Hendriks helped develop the technology underpinning BaseCode during his time as a postdoctoral researcher in Rickard Sandberg's lab at the Karolinska Institute. A single-cell biologist, Sandberg is also a cofounder of Basic Genomics and currently serves as its CSO.
BaseCode is a "combined chemistry and software" product for RNA sequencing and analysis, Hendriks said. More specifically, the technology performs "error prone" reverse transcription on RNA samples, generating "specific errors, but randomly throughout every cDNA molecule," he said.

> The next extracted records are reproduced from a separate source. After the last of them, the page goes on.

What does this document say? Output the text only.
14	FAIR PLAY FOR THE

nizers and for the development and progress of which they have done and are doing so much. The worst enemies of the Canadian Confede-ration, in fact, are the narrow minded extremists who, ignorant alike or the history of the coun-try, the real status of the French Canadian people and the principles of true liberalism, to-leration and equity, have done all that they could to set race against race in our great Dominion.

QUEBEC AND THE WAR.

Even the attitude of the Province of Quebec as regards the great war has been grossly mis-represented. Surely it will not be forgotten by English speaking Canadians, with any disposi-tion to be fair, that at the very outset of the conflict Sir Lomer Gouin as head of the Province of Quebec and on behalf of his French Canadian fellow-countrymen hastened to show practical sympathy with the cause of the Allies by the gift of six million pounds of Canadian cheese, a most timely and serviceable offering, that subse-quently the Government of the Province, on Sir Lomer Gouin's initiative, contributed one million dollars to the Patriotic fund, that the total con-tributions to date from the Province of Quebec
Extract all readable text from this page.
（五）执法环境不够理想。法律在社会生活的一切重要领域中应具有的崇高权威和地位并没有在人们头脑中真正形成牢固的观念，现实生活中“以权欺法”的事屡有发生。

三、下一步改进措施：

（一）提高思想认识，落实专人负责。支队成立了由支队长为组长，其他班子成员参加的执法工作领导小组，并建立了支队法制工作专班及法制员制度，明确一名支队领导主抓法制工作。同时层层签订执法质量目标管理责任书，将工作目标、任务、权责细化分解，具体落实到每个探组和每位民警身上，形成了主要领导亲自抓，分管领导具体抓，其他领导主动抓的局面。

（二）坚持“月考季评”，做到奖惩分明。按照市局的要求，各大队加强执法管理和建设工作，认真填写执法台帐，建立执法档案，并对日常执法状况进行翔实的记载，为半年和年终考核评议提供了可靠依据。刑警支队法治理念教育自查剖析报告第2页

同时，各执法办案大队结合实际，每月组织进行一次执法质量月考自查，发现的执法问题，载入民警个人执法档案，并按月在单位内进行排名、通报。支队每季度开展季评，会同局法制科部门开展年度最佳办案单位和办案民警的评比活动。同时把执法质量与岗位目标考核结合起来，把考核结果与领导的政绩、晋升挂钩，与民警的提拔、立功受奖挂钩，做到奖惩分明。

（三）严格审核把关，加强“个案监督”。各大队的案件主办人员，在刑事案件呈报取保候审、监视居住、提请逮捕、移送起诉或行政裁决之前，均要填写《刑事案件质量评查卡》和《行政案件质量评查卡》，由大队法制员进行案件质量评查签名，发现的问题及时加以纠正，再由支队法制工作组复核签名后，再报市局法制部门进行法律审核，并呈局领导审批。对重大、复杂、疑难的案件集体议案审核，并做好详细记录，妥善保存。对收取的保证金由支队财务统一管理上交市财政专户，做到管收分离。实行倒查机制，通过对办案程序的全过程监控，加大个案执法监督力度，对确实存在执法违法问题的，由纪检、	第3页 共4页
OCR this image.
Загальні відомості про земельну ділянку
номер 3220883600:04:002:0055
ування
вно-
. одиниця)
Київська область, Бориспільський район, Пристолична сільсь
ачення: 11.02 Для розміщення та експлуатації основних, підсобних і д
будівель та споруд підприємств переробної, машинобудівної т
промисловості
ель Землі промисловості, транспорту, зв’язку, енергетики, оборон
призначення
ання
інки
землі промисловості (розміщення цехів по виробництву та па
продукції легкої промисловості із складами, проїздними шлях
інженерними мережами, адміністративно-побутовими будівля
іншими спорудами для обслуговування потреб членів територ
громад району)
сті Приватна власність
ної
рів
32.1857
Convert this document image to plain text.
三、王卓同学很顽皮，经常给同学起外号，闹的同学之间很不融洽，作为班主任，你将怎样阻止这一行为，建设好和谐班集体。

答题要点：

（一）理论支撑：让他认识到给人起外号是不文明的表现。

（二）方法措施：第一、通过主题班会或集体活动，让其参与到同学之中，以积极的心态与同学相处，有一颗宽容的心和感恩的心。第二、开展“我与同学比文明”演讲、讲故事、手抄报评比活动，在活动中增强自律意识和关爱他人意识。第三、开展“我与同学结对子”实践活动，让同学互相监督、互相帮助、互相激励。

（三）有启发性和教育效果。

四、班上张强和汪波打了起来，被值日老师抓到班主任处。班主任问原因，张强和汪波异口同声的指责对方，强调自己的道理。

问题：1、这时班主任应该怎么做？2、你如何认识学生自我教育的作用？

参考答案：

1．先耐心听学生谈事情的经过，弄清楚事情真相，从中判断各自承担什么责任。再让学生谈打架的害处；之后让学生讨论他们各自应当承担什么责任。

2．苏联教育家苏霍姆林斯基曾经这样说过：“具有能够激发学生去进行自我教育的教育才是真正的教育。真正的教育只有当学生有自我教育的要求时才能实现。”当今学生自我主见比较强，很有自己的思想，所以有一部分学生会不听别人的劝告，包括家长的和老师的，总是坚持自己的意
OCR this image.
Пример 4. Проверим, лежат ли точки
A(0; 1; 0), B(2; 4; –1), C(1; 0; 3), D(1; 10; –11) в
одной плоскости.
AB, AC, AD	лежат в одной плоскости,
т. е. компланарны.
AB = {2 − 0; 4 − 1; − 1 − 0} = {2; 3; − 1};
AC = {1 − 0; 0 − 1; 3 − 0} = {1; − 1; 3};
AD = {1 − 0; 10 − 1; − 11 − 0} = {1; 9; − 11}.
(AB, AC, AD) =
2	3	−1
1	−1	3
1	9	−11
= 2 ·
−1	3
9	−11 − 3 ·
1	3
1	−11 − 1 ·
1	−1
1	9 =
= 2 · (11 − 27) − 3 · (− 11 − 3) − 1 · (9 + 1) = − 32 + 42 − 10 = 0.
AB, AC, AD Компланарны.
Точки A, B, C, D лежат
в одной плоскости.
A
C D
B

Hendriks declined to disclose further details of how BaseCode induces errors, other than noting that it incorporates a promiscuous base during cDNA synthesis. "There is a very high rate of errors, but they are random," he noted. "Because they are randomly located, they become an identifying barcode" for each molecule.
After the error-inducing reverse transcription, the cDNAs undergo regular RNA-seq library prep and short-read sequencing, Hendriks said. The sequencing reads are then informatically stitched together, using each molecule's error profile, to produce synthetic long reads.
Depending on the quality of the RNA molecules, Hendriks said, BaseCode can produce synthetic long reads that exceed 1 kb. The input requirement is between 2 ng to 6 ng of RNA, and the turnaround time for the sample prep workflow — from RNA to sequencing-ready libraries — is about 12 hours.
While BaseCode is compatible with any short-read technology in principle, Hendriks said, the product will initially be optimized for Illumina sequencing.
Benchmarking data for the BaseCode method is not yet available, he said, and the company has yet to decide on a kit format and pricing.
Once the product is launched, BaseCode's target customers will be researchers who want to study full-length RNA transcripts, including those focusing on isoform analysis, Hendriks said. This would put the company in competition with long-read sequencing technologies, which have been touted for full-length RNA analysis, as well. While it remains to be seen how BaseCode stacks up against long-read sequencing, Hendriks said that "the benefit of short-read sequencing is that you carry super-high base accuracy into everything you do."
With the money raised, Hendriks said the company plans to continue developing and commercializing the BaseCode technology, expanding operational activities, and building up a commercial team.
Based in Stockholm, Basic Genomics currently has four full-time employees, a number it plans to increase, though Hendriks declined to provide specifics.
Currently, Basic Genomics also offers BaseCode as a service to select customers who want to test out the technology. A formal early-access program will be next, Hendriks said, but "it is too early to really say much about [it]."